Bassi moved to Leipzig, and there he sang Papageno in the Magic Flute in 1793, but shortly afterwards his singing ability had deteriorated (although his acting ability was as great as ever). A newspaper article said of him:

Bassi was an excellent singer before he lost his voice, and he still knows very well how to use what remains. It lies between tenor and bass, and though it sounds somewhat hollow, it is still very flexible, full and pleasant. Herr Bassi is furthermore a very skilled actor in tragedy with no trace of burlesque, and with no vulgarity or tastelessness in comedy. In his truly artful and droll way he can parody the faults of the other singers so subtly that only the audience notices and they themselves are unaware of it.

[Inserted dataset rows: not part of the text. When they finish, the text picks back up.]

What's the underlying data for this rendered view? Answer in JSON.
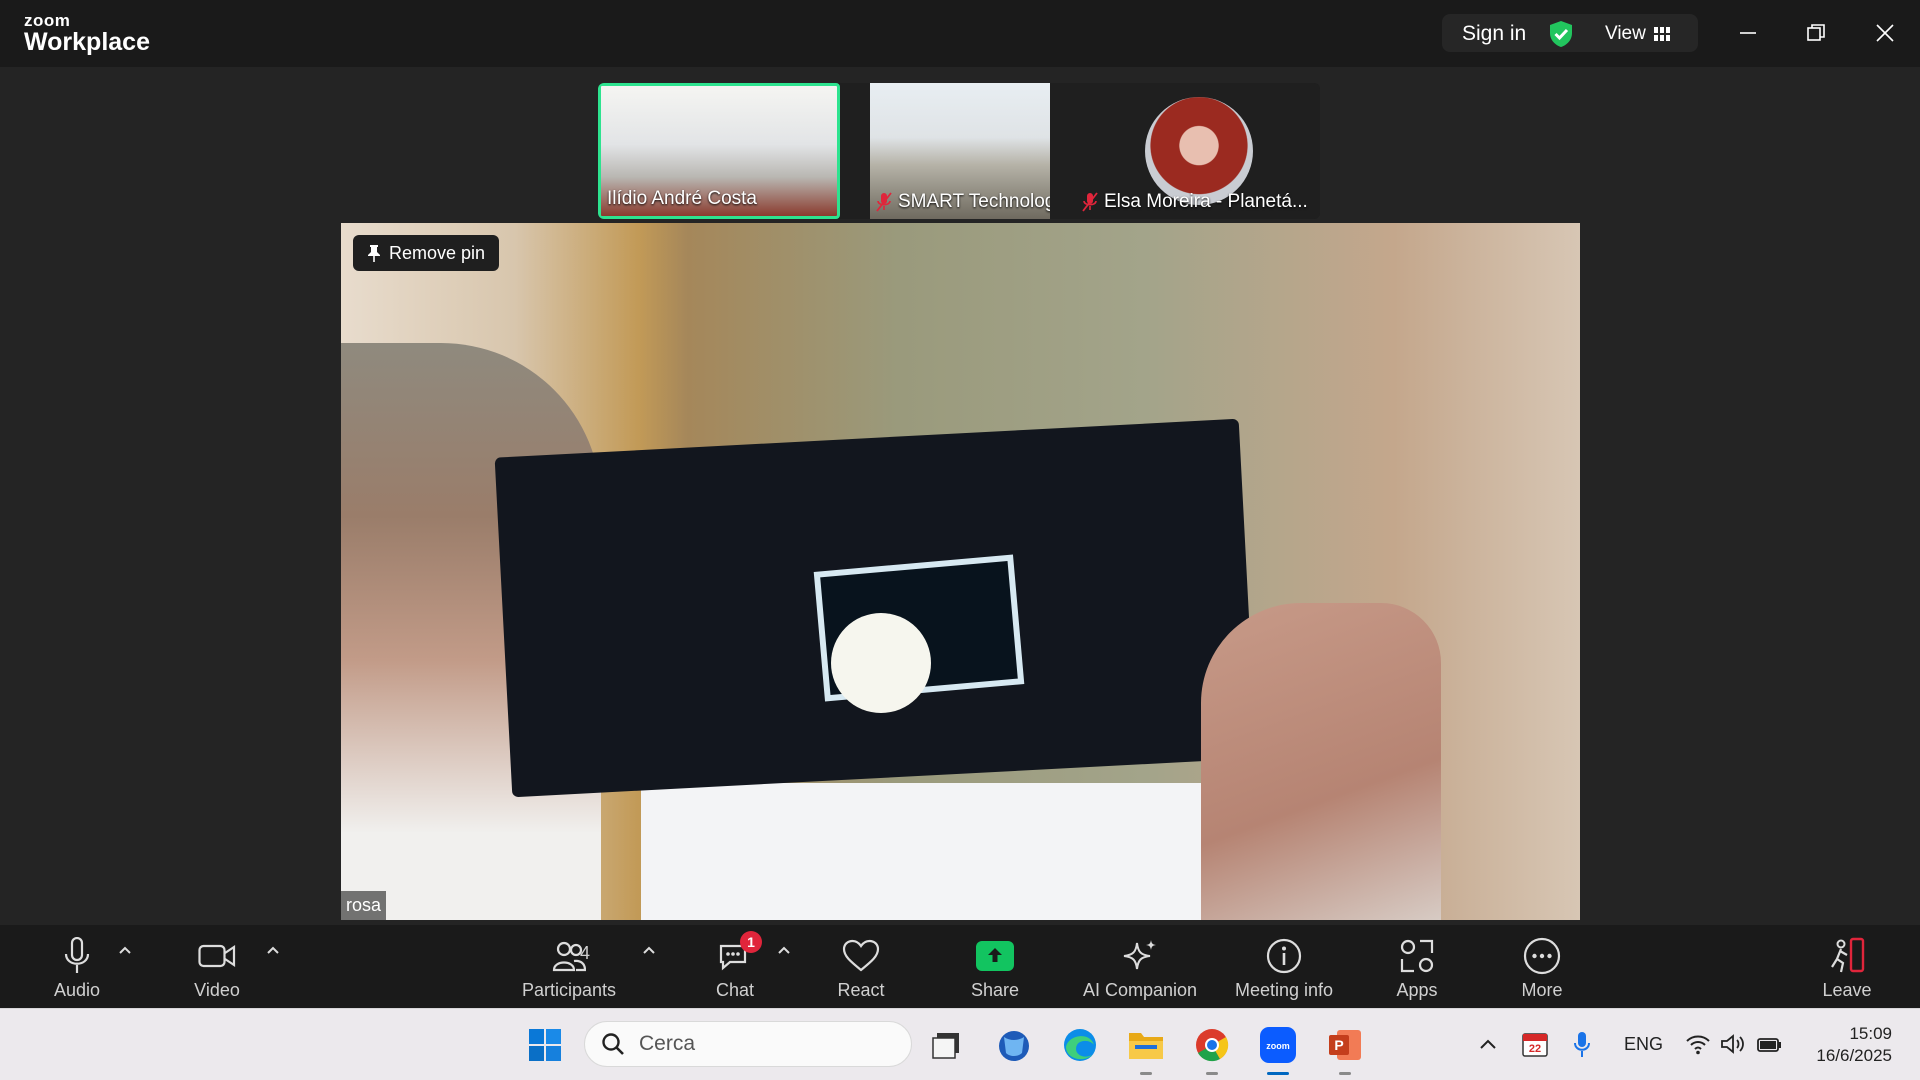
{
  "app": {
    "logo_top": "zoom",
    "logo_bottom": "Workplace"
  },
  "titlebar": {
    "sign_in": "Sign in",
    "view": "View"
  },
  "thumbnails": [
    {
      "name": "Ilídio André Costa",
      "muted": false,
      "active_speaker": true
    },
    {
      "name": "SMART Technologies S...",
      "muted": true
    },
    {
      "name": "Elsa Moreira - Planetá...",
      "muted": true
    }
  ],
  "main_video": {
    "pin_label": "Remove pin",
    "participant_name": "rosa"
  },
  "toolbar": {
    "audio": "Audio",
    "video": "Video",
    "participants": "Participants",
    "participants_count": "4",
    "chat": "Chat",
    "chat_badge": "1",
    "react": "React",
    "share": "Share",
    "ai_companion": "AI Companion",
    "meeting_info": "Meeting info",
    "apps": "Apps",
    "more": "More",
    "leave": "Leave"
  },
  "taskbar": {
    "search_placeholder": "Cerca",
    "calendar_day": "22",
    "language": "ENG",
    "time": "15:09",
    "date": "16/6/2025"
  },
  "colors": {
    "active_speaker": "#2de38f",
    "share": "#12c460",
    "badge": "#e0253b",
    "security": "#22c55e",
    "leave": "#e0253b"
  }
}
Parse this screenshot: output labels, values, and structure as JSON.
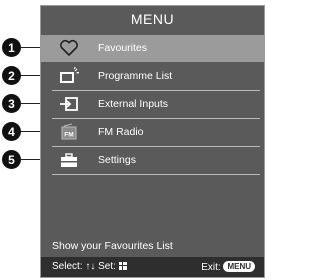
{
  "menu": {
    "title": "MENU",
    "items": [
      {
        "label": "Favourites",
        "icon": "heart-icon",
        "number": "1",
        "selected": true
      },
      {
        "label": "Programme List",
        "icon": "tv-list-icon",
        "number": "2",
        "selected": false
      },
      {
        "label": "External Inputs",
        "icon": "input-icon",
        "number": "3",
        "selected": false
      },
      {
        "label": "FM Radio",
        "icon": "radio-icon",
        "number": "4",
        "selected": false
      },
      {
        "label": "Settings",
        "icon": "toolbox-icon",
        "number": "5",
        "selected": false
      }
    ],
    "hint": "Show your Favourites List",
    "footer": {
      "select_label": "Select:",
      "set_label": "Set:",
      "exit_label": "Exit:",
      "menu_button": "MENU"
    }
  },
  "colors": {
    "panel": "#5a5a5a",
    "selected_row": "#9b9b9b",
    "footer": "#2e2e2e",
    "callout": "#111111"
  }
}
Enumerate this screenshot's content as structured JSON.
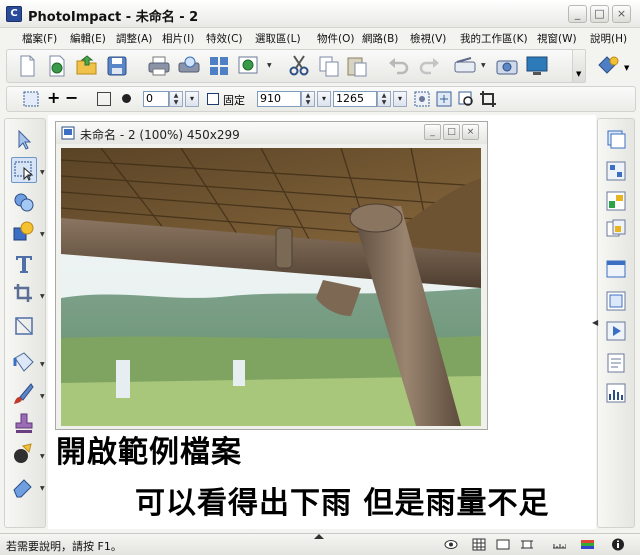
{
  "window": {
    "icon_letter": "C",
    "title": "PhotoImpact - 未命名 - 2",
    "minimize_glyph": "_",
    "maximize_glyph": "□",
    "close_glyph": "×"
  },
  "menu": {
    "items": [
      {
        "label": "檔案(F)"
      },
      {
        "label": "編輯(E)"
      },
      {
        "label": "調整(A)"
      },
      {
        "label": "相片(I)"
      },
      {
        "label": "特效(C)"
      },
      {
        "label": "選取區(L)"
      },
      {
        "label": "物件(O)"
      },
      {
        "label": "網路(B)"
      },
      {
        "label": "檢視(V)"
      },
      {
        "label": "我的工作區(K)"
      },
      {
        "label": "視窗(W)"
      },
      {
        "label": "說明(H)"
      }
    ]
  },
  "toolbar": {
    "icons": [
      "new-file-icon",
      "open-web-icon",
      "open-folder-icon",
      "save-icon",
      "print-icon",
      "print-preview-icon",
      "grid-icon",
      "web-globe-icon",
      "cut-icon",
      "copy-icon",
      "paste-icon",
      "undo-icon",
      "redo-icon",
      "scanner-icon",
      "camera-icon",
      "monitor-icon"
    ]
  },
  "options_bar": {
    "plus_label": "+",
    "minus_label": "−",
    "feather_value": "0",
    "fixed_label": "固定",
    "width_value": "910",
    "height_value": "1265"
  },
  "document": {
    "title": "未命名 - 2 (100%) 450x299",
    "minimize_glyph": "_",
    "maximize_glyph": "□",
    "close_glyph": "×"
  },
  "caption": {
    "line1": "開啟範例檔案",
    "line2": "可以看得出下雨 但是雨量不足"
  },
  "status": {
    "text": "若需要說明，請按 F1。"
  },
  "colors": {
    "accent": "#2a4a9a",
    "selection": "#d6e4f6"
  }
}
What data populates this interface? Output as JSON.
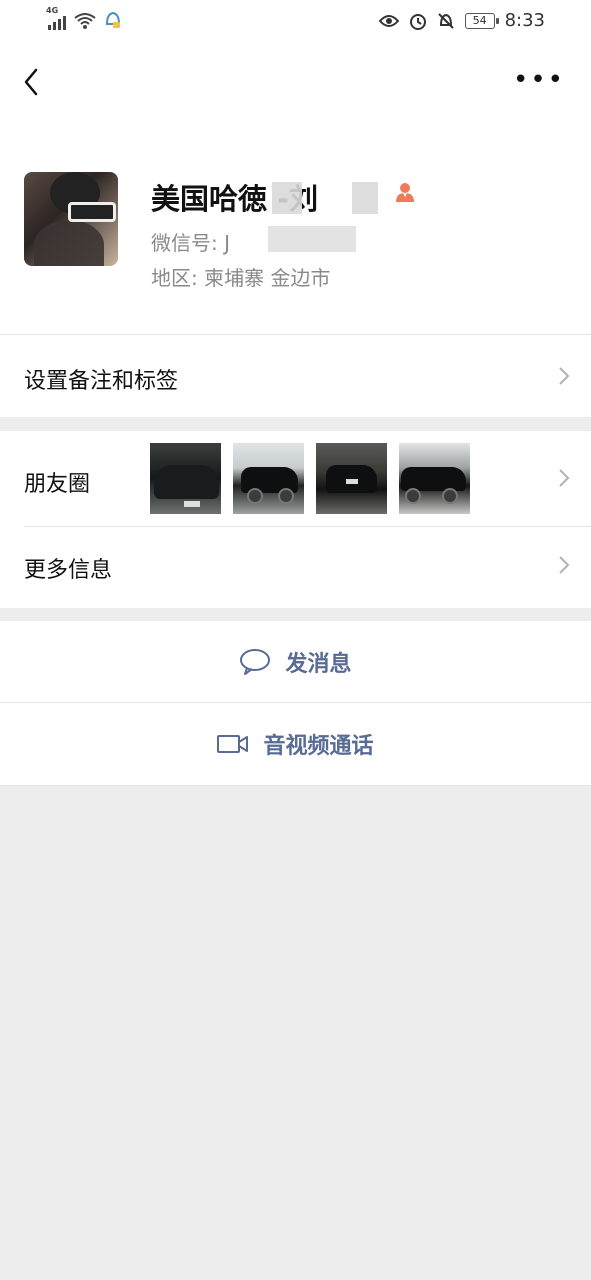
{
  "status_bar": {
    "network": "4G",
    "battery": "54",
    "time": "8:33"
  },
  "nav": {
    "back_icon": "chevron-left-icon",
    "more_icon": "more-dots-icon"
  },
  "profile": {
    "name": "美国哈徳  -刘",
    "wechat_id_label": "微信号: J",
    "region": "地区:  柬埔寨  金边市"
  },
  "rows": {
    "remark": "设置备注和标签",
    "moments": "朋友圈",
    "more_info": "更多信息"
  },
  "actions": {
    "message": "发消息",
    "call": "音视频通话"
  },
  "colors": {
    "link_blue": "#576b95",
    "background": "#ededed",
    "badge_orange": "#f07a5c"
  }
}
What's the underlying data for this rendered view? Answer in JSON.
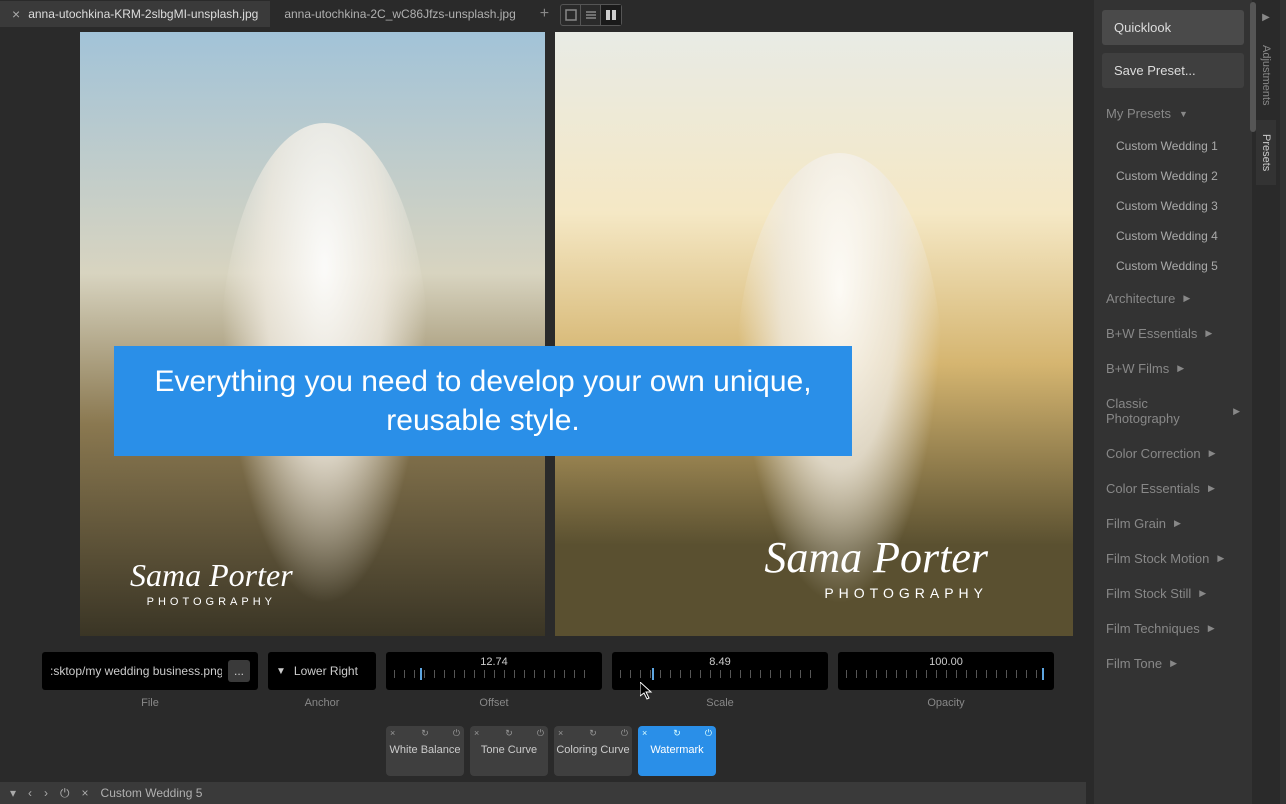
{
  "tabs": [
    {
      "label": "anna-utochkina-KRM-2slbgMI-unsplash.jpg",
      "active": true
    },
    {
      "label": "anna-utochkina-2C_wC86Jfzs-unsplash.jpg",
      "active": false
    }
  ],
  "overlay_text": "Everything you need to develop your own unique, reusable style.",
  "watermark": {
    "name": "Sama Porter",
    "sub": "PHOTOGRAPHY"
  },
  "file": {
    "path": ":sktop/my wedding business.png",
    "browse": "..."
  },
  "anchor": {
    "value": "Lower Right"
  },
  "sliders": {
    "offset": {
      "value": "12.74",
      "pos": 13
    },
    "scale": {
      "value": "8.49",
      "pos": 16
    },
    "opacity": {
      "value": "100.00",
      "pos": 100
    }
  },
  "control_labels": {
    "file": "File",
    "anchor": "Anchor",
    "offset": "Offset",
    "scale": "Scale",
    "opacity": "Opacity"
  },
  "adjustments": [
    {
      "label": "White Balance",
      "active": false
    },
    {
      "label": "Tone Curve",
      "active": false
    },
    {
      "label": "Coloring Curve",
      "active": false
    },
    {
      "label": "Watermark",
      "active": true
    }
  ],
  "bottom_preset": "Custom Wedding 5",
  "sidebar": {
    "quicklook": "Quicklook",
    "save_preset": "Save Preset...",
    "my_presets": "My Presets",
    "presets": [
      "Custom Wedding 1",
      "Custom Wedding 2",
      "Custom Wedding 3",
      "Custom Wedding 4",
      "Custom Wedding 5"
    ],
    "categories": [
      "Architecture",
      "B+W Essentials",
      "B+W Films",
      "Classic Photography",
      "Color Correction",
      "Color Essentials",
      "Film Grain",
      "Film Stock Motion",
      "Film Stock Still",
      "Film Techniques",
      "Film Tone"
    ],
    "tabs": {
      "adjustments": "Adjustments",
      "presets": "Presets"
    }
  }
}
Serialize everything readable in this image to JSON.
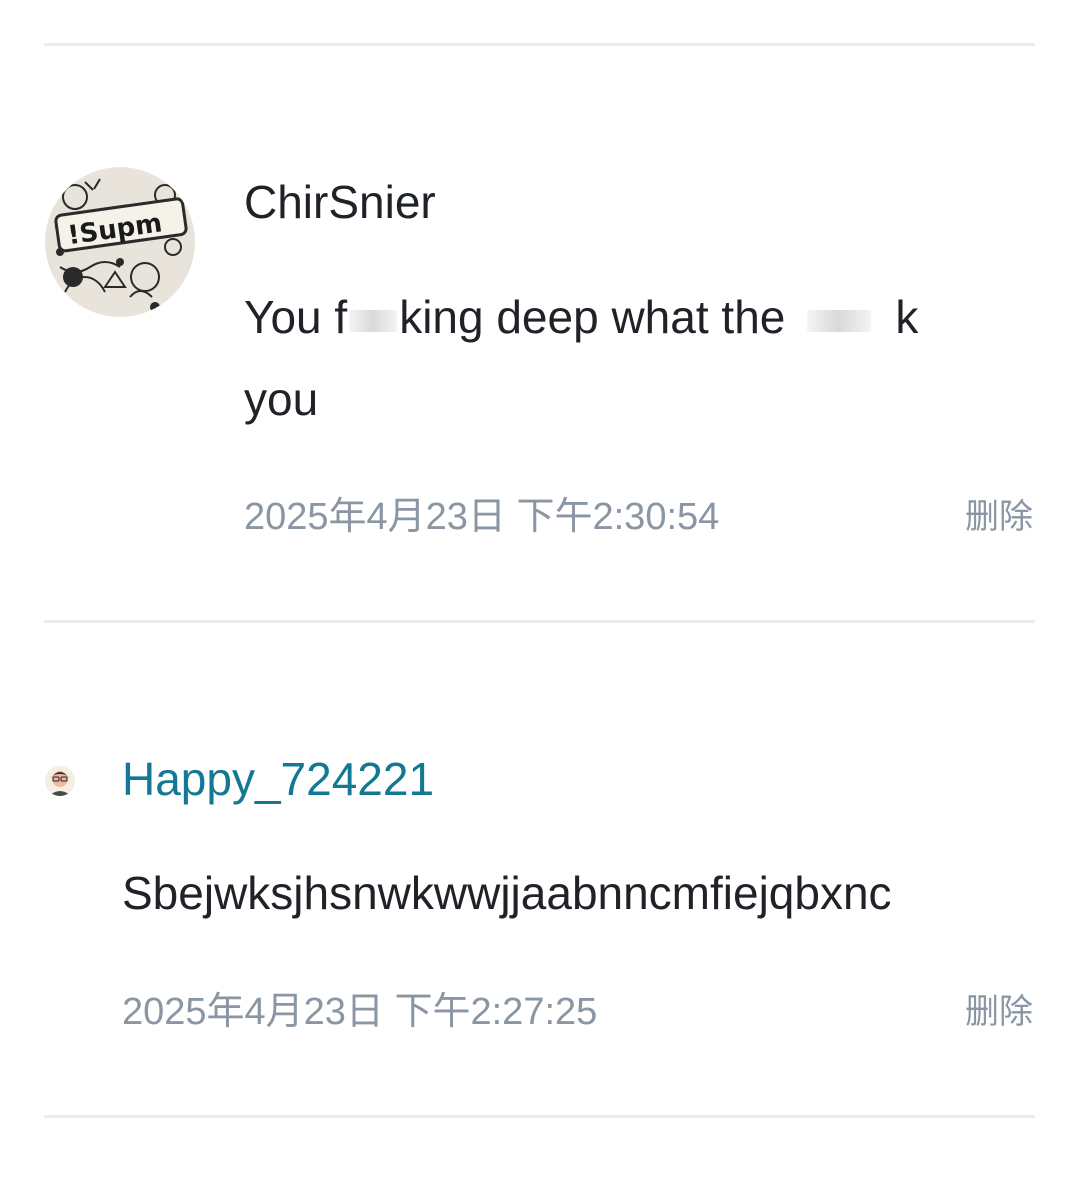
{
  "comments": [
    {
      "username": "ChirSnier",
      "text_line1_a": "You f",
      "text_line1_b": "king deep what the",
      "text_line1_c": "k",
      "text_line2": "you",
      "timestamp": "2025年4月23日 下午2:30:54",
      "delete_label": "删除",
      "avatar_icon": "doodle-sticker-avatar",
      "avatar_text": "!Supm"
    },
    {
      "username": "Happy_724221",
      "text": "Sbejwksjhsnwkwwjjaabnncmfiejqbxnc",
      "timestamp": "2025年4月23日 下午2:27:25",
      "delete_label": "删除",
      "avatar_icon": "person-avatar"
    }
  ],
  "colors": {
    "username_link": "#137893",
    "meta_text": "#8a96a3",
    "divider": "#e9ebf0"
  }
}
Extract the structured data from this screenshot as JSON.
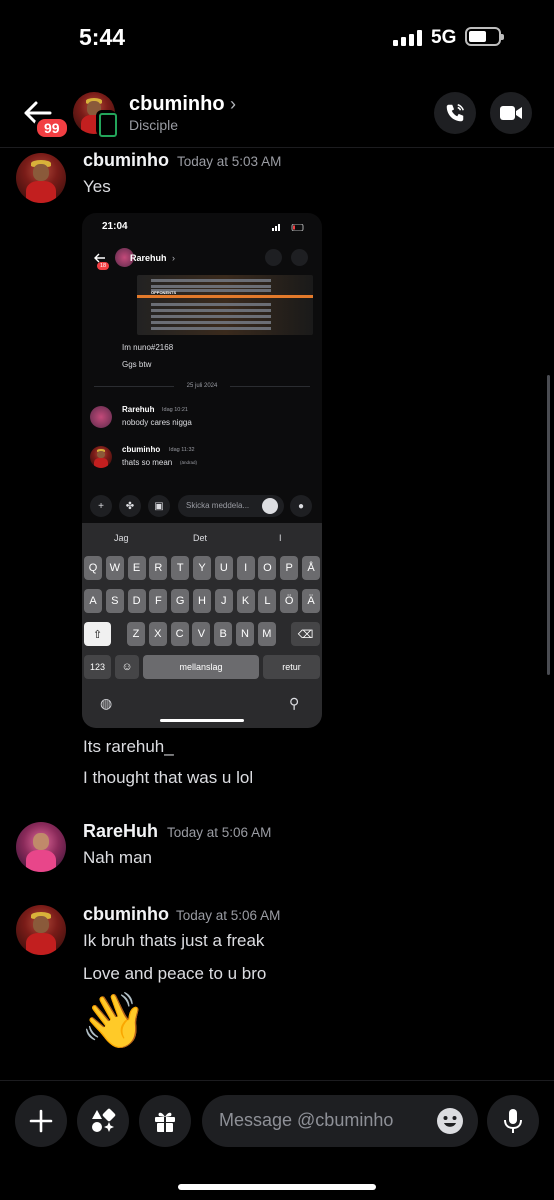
{
  "status_bar": {
    "time": "5:44",
    "network": "5G"
  },
  "header": {
    "unread_count": "99",
    "name": "cbuminho",
    "chevron": "›",
    "subtitle": "Disciple"
  },
  "messages": [
    {
      "author": "cbuminho",
      "time": "Today at 5:03 AM",
      "lines": [
        "Yes"
      ]
    },
    {
      "continuation_lines": [
        "Its rarehuh_",
        "I thought that was u lol"
      ]
    },
    {
      "author": "RareHuh",
      "time": "Today at 5:06 AM",
      "lines": [
        "Nah man"
      ]
    },
    {
      "author": "cbuminho",
      "time": "Today at 5:06 AM",
      "lines": [
        "Ik bruh thats just a freak",
        "Love and peace to u bro"
      ],
      "emoji": "👋"
    }
  ],
  "screenshot": {
    "time": "21:04",
    "badge": "18",
    "name": "Rarehuh",
    "chevron": "›",
    "game_label": "OPPONENTS",
    "text_lines": [
      "Im nuno#2168",
      "Ggs btw"
    ],
    "date": "25 juli 2024",
    "msgs": [
      {
        "author": "Rarehuh",
        "time": "Idag 10:21",
        "text": "nobody cares nigga"
      },
      {
        "author": "cbuminho",
        "time": "Idag 11:32",
        "text": "thats so mean",
        "edited": "(ändrad)"
      }
    ],
    "input_placeholder": "Skicka meddela...",
    "suggestions": [
      "Jag",
      "Det",
      "I"
    ],
    "row1": [
      "Q",
      "W",
      "E",
      "R",
      "T",
      "Y",
      "U",
      "I",
      "O",
      "P",
      "Å"
    ],
    "row2": [
      "A",
      "S",
      "D",
      "F",
      "G",
      "H",
      "J",
      "K",
      "L",
      "Ö",
      "Ä"
    ],
    "row3": [
      "Z",
      "X",
      "C",
      "V",
      "B",
      "N",
      "M"
    ],
    "key_123": "123",
    "key_space": "mellanslag",
    "key_return": "retur"
  },
  "composer": {
    "placeholder": "Message @cbuminho"
  },
  "icons": [
    "back-arrow-icon",
    "phone-call-icon",
    "video-camera-icon",
    "plus-icon",
    "apps-icon",
    "gift-icon",
    "emoji-icon",
    "microphone-icon"
  ]
}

His best roles are Axur, Don Giovanni, Teodoro, the Notary in La Molinara, the Count in Figaro, and others.

Bassi moved to Prague, but the war forced him to seek protection from Prince Lobkowitz, and he occasionally travelled to Vienna to sing. In 1814, he moved to Dresden, where he worked for the Italian company. He still sang Mozart roles, and he was popular with audiences, although his voice was beginning to fail. Until his death, he would occasionally travel to Italy for singing engagements, but in later life only sang sacred works.